Using high-throughput screening, we have identified a small-molecule compound that rescues toxicity in a yeast model of Parkinson’s Disease and in mammalian neurons. This compound appears to bind to GAPDH, a highly conserved enzyme that is also associated with cell death due to different kinds of stress. We will use the power of yeast genetics to quickly obtain enough information about the way the compound interacts with GAPDH to allow us to validate this potential drug target in neuronal models of PD.

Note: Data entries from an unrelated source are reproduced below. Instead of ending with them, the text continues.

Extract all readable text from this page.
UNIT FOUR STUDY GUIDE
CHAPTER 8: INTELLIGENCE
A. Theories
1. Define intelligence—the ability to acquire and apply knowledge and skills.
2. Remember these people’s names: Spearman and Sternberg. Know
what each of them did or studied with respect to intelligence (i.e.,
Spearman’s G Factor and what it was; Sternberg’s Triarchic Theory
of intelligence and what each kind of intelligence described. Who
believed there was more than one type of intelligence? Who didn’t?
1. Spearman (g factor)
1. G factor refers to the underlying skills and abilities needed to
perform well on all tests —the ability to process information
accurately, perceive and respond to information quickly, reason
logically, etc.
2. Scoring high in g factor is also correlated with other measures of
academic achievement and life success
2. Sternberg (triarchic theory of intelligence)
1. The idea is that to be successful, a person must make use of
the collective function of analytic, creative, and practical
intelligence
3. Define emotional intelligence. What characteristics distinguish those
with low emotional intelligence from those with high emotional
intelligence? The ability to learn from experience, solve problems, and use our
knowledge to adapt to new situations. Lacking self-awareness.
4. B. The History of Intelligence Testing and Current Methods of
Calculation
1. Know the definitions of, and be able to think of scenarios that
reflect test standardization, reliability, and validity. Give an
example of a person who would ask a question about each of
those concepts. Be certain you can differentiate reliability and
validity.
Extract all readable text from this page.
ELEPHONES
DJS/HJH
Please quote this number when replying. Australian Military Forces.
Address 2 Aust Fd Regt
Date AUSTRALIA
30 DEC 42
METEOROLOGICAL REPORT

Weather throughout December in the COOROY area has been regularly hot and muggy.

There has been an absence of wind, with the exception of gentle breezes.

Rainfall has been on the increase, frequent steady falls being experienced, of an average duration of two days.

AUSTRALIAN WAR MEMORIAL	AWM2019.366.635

We will characterize the activity of our compound by measuring its effects on GAPDH’s enzymatic activity, its physical modifications in response to stress, its interactions with other proteins, and its cellular localization. We will validate GAPDH as a drug target first in our yeast model, and then in cultured neurons, by introducing appropriate genetic alterations to mammalian GAPDH and measuring the effects of these manipulations on cell death. Finally, genetic manipulations that suppress toxicity in the yeast and cell culture systems will be tested for rescue in whole animal rodent models of PD.
Relevance to Diagnosis/Treatment of Parkinson’s Disease:
This research will provide a validated cellular target for further screening aimed at isolating clinically useful drug candidates for PD. Our current compound was identified using a functional approach in yeast. Validation of its molecular target will allow the development of potential drugs with low nanomolar target-binding affinities and druglike pharmacokinetic and toxicity profiles in animal models and human clinical trials.
We hope to validate a specific mechanism of compound interaction with a regulator of cell viability as a promising therapeutic strategy for Parkinson’s disease.
Using brewer's yeast modified to produce too much of the alpha-synuclein protein in its cells, the team screened 115,000 small compounds to see which ones alleviate the Parkinson's-like traits. During a screen, a compound is added to a small amount of yeast. Researchers can then easily and efficiently detect if that compound changes the yeast's growth rate, compared to a control. The technique takes advantage of the yeast's normally fast growth, which allows researchers to quickly test thousands of compounds, a process that is not possible in other common Parkinson's disease models.
Four compounds were found to restore the alpha-synuclein yeast cells' growth to 50 percent of normal yeast cells. Yeast cells that were not treated with the compounds died. The four compounds have similar chemical structures, a finding that indicates they may be acting on the same target or targets. The researchers also identified two commercially available compounds with similar chemical structures and used those in further tests.
To determine if the six compounds would work in animal models of Parkinson's, the scientists tested the compounds in C.elegans (a roundworm) and rat neurons. In both of these disease models, cells overproduce alpha-synuclein resulting in the same deleterious effects as in the yeast model. During testing, the first four compounds were able to rescue the round worms, while in the rat neurons, three of the four original compounds and one of the commercial compounds improved the nerve cells' growth.
In all of the models, the compounds improved protein trafficking and decreased mitochondrial damage.
Results of this project were published in the journal Disease Models and Mechanisms.